The escape of ionizing photons from supernova-dominated primordial galaxies

TL;DR

This study models the escape of ionizing photons from supernova-dominated primordial galaxies, revealing their potential to ionize the intergalactic medium at redshifts 3-5 but not beyond, highlighting the need for additional sources at higher redshifts.

Contribution

It provides a detailed 3D radiative transfer model incorporating dust and shock effects, offering new insights into ionizing photon escape fractions in primordial galaxies.

Findings

Escape fractions range from 0.07 to 0.47 in LAEs and 0.06 to 0.17 in LBGs.

Dust extinction significantly reduces escape fractions, while shocks increase them.

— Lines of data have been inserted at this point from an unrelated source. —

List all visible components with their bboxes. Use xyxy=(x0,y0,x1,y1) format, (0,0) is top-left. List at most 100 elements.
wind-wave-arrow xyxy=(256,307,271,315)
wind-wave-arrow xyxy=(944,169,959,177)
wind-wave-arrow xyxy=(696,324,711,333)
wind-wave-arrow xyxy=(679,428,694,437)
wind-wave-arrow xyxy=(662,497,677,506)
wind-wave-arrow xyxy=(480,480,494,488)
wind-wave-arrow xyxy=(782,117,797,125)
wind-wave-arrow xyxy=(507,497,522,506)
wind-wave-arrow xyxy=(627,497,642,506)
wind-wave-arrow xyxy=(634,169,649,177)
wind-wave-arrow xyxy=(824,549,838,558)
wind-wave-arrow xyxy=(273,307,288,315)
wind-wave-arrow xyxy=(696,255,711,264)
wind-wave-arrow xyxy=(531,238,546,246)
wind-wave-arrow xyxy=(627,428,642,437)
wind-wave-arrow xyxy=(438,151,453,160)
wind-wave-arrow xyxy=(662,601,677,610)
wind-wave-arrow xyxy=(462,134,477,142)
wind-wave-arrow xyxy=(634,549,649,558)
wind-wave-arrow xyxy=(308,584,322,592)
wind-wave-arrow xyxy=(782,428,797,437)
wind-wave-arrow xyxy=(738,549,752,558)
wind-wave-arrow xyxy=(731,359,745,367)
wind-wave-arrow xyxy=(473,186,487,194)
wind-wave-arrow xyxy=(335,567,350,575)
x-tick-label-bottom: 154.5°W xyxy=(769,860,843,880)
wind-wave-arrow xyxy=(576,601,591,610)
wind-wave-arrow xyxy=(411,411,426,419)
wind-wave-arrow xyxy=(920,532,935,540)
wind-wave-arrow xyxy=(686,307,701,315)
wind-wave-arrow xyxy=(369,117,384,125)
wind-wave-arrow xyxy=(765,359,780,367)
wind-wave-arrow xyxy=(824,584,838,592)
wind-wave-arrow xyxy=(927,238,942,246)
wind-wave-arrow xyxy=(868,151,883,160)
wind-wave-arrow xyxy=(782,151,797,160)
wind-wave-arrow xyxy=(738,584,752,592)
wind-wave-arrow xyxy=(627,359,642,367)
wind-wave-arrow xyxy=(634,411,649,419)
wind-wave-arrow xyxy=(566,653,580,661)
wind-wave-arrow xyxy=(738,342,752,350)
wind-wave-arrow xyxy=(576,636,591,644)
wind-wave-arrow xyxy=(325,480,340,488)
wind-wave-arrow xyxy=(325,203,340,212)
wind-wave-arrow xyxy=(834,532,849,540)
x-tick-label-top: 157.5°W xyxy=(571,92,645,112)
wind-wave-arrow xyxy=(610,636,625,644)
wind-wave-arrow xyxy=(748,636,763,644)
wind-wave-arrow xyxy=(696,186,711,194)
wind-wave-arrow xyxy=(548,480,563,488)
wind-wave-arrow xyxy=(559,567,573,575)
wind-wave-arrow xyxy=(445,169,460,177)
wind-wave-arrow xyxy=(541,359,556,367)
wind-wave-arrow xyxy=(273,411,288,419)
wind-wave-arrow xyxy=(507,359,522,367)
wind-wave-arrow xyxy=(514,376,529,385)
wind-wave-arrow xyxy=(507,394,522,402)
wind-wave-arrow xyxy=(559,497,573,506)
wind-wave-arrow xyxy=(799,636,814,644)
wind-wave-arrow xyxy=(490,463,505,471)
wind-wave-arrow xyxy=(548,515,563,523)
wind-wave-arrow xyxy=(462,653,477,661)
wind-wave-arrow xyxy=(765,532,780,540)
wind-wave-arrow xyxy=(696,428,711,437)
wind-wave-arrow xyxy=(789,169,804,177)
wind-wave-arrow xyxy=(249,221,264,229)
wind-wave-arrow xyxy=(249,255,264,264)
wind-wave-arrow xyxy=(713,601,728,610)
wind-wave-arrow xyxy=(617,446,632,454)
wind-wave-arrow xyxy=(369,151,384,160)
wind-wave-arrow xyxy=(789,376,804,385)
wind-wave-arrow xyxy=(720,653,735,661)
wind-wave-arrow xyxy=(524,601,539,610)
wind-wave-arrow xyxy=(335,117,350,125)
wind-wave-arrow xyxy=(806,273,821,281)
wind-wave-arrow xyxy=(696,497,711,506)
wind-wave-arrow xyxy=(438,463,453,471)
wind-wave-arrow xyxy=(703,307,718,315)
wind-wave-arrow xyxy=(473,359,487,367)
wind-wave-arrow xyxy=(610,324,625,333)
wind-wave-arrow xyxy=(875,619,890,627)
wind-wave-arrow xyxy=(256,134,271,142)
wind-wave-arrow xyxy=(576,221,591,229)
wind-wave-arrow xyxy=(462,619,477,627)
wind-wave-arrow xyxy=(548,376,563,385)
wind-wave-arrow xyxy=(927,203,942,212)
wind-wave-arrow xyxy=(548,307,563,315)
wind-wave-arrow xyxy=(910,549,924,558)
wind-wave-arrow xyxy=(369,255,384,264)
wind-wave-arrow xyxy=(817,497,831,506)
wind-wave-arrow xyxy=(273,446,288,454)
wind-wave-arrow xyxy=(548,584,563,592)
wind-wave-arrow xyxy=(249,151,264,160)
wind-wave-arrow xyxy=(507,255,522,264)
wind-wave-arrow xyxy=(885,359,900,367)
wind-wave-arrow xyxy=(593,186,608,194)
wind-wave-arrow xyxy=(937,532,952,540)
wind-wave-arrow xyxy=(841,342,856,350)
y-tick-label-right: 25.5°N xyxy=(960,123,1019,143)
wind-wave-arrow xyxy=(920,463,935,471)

High-z LAEs and LBGs can ionize the IGM at z=3-5, but not at z>6.

Abstract

In order to assess the contribution of Lyman break galaxies (LBGs) and Lyman alpha emitters (LAEs) at redshifts 3<z<7 to the ionization of intergalactic medium (IGM), we investigate the escape fractions of ionizing photons from supernova-dominated primordial galaxies by solving the three-dimensional radiative transfer. The model galaxy is employed from an ultra-high-resolution chemodynamic simulation of a primordial galaxy by Mori & Umemura (2006),which well reproduces the observed properties of LAEs and LBGs. The total mass of model galaxy is 10^{11}M_sun. We solve not only photo-ionization but also collisional ionization by shocks. In addition, according to the chemical enrichment, we incorporate the effect of dust extinction, taking the size distributions of dust into account. As a result, we find that dust extinction reduces the escape fractions by a factor 1.5-8.5 in the LAE phase and by a factor 2.5-11 in the LBG phase, while the collisional ionization by shocks increases the escape fractions by a factor ~ 2. The resultant escape fractions are 0.07-0.47 in the LAE phase and 0.06-0.17 in the LBG phase. These results are well concordant with the recent estimations derived from the flux ratio at 1500 angstrom to 900 angstrom of LAEs and LBGs. Combining the resultant escape fractions with the luminosity functions of LAEs and LBGs, we find that high-z LAEs and LBGs can ionize the IGM at z=3-5. However, ionizing radiation from LAEs as well as LBGs falls short to ionize the IGM at z>6. That implies that additional ionization sources may required at z>6.